Он замолчал, прикрикнул на лошадей, раскрыл рот, будто о чем-то вспомнив, и обернулся к Сорке:
— Я вам сейчас кое-что расскажу, и вы поймете, что за человек мой друг. Когда тот вернулся из Сибири сломленным и больным, Рутковский, тоже бывший революционер, пригласил его с женой в гости. К тому времени они прожили вместе несколько недель. Мой друг заметил, что между его молодой женой и Рутковским что-то происходит. Что бы сделал другой на его месте? Устроил скандал, уехал с женой, если бы смог, поколотил бы Рутковского, как это обычно бывает. Мой друг подождал немного, пока за столом остались только близкие знакомые, подвел жену к Рутковскому и сердечно попросил, целуя им руки, чтобы они не чувствовали неловкость в его присутствии. Он говорил, что они останутся друзьями, что он не будет стоять у них на пути, а, наоборот, будет счастлив доставить удовольствие своим близким.
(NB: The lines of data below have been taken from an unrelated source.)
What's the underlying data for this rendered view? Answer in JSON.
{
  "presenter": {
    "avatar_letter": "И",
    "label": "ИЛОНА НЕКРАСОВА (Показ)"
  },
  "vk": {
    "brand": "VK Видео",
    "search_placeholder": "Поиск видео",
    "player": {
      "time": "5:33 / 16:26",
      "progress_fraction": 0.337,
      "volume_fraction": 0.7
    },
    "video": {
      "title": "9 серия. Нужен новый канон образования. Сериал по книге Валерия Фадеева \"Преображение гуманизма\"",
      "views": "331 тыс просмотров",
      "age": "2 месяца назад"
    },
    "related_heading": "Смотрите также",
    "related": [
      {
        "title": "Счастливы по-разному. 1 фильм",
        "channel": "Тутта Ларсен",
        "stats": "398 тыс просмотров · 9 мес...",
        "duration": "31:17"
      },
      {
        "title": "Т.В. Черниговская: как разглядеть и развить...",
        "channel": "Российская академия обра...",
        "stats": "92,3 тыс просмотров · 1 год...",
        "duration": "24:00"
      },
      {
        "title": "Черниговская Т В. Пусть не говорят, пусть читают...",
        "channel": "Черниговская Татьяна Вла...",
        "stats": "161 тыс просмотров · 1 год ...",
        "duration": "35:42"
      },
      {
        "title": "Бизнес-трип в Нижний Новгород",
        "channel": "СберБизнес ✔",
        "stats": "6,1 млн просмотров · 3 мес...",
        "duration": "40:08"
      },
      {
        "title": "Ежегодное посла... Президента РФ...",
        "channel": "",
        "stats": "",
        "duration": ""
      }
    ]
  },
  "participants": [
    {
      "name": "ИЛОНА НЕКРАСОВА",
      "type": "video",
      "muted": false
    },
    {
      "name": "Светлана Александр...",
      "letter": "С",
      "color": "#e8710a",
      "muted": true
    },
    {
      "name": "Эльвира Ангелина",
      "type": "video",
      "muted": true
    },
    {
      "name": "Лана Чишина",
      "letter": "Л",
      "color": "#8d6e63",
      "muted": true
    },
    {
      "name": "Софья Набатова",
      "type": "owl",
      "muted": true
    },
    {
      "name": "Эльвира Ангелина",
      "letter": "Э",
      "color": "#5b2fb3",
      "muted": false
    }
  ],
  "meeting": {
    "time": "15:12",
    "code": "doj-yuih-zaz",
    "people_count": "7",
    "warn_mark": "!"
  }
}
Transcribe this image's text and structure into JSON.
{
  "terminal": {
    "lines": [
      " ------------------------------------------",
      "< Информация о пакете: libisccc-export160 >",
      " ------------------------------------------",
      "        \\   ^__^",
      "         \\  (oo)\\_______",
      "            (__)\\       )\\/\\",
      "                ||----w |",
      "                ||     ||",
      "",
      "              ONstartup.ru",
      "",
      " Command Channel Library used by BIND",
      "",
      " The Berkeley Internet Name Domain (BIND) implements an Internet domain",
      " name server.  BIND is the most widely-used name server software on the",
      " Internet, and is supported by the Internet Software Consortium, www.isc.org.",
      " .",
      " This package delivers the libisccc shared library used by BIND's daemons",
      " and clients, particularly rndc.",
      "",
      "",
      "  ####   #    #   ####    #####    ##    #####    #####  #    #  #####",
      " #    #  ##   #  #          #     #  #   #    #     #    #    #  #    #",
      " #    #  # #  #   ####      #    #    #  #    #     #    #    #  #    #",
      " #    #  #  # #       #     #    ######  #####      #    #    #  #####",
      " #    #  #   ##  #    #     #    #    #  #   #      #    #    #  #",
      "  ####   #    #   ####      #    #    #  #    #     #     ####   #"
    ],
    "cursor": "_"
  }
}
Он сделал это так по-детски, так трогательно, что у сидевших за столом навернулись слезы на глаза. Не знаю, что творилось у него на душе, я бы не был способен на такое, но с того вечера он относится к бывшей жене и к Рутковскому как к брату и сестре и свободно чувствует себя в их присутствии. Целыми днями он читал Библию, пророчества Товяньского и выдержки из поэмы Мицкевича «Дзяды».
Сорка была тронута, понимая, каким надо быть сильным, чтобы решиться на такой поступок. А почему должно быть иначе? Он болен, сломлен жизнью, а жена молода. В идеалах, к которым они вместе стремились, уже давно наступило разочарование. А Рутковский наверняка молод, и, если они любят друг друга, почему нужно им мешать? Однако ей было трудно себе представить, что речь идет о еврейской девушке.
Они замолчали и придвинулись поближе друг к другу. Сани быстро неслись, и чем дальше они заезжали в лес, тем темнее становилось вокруг. Зловещее карканье ворон, сидевших, задрав клювы, на голых заснеженных деревьях, разносилось по лесу.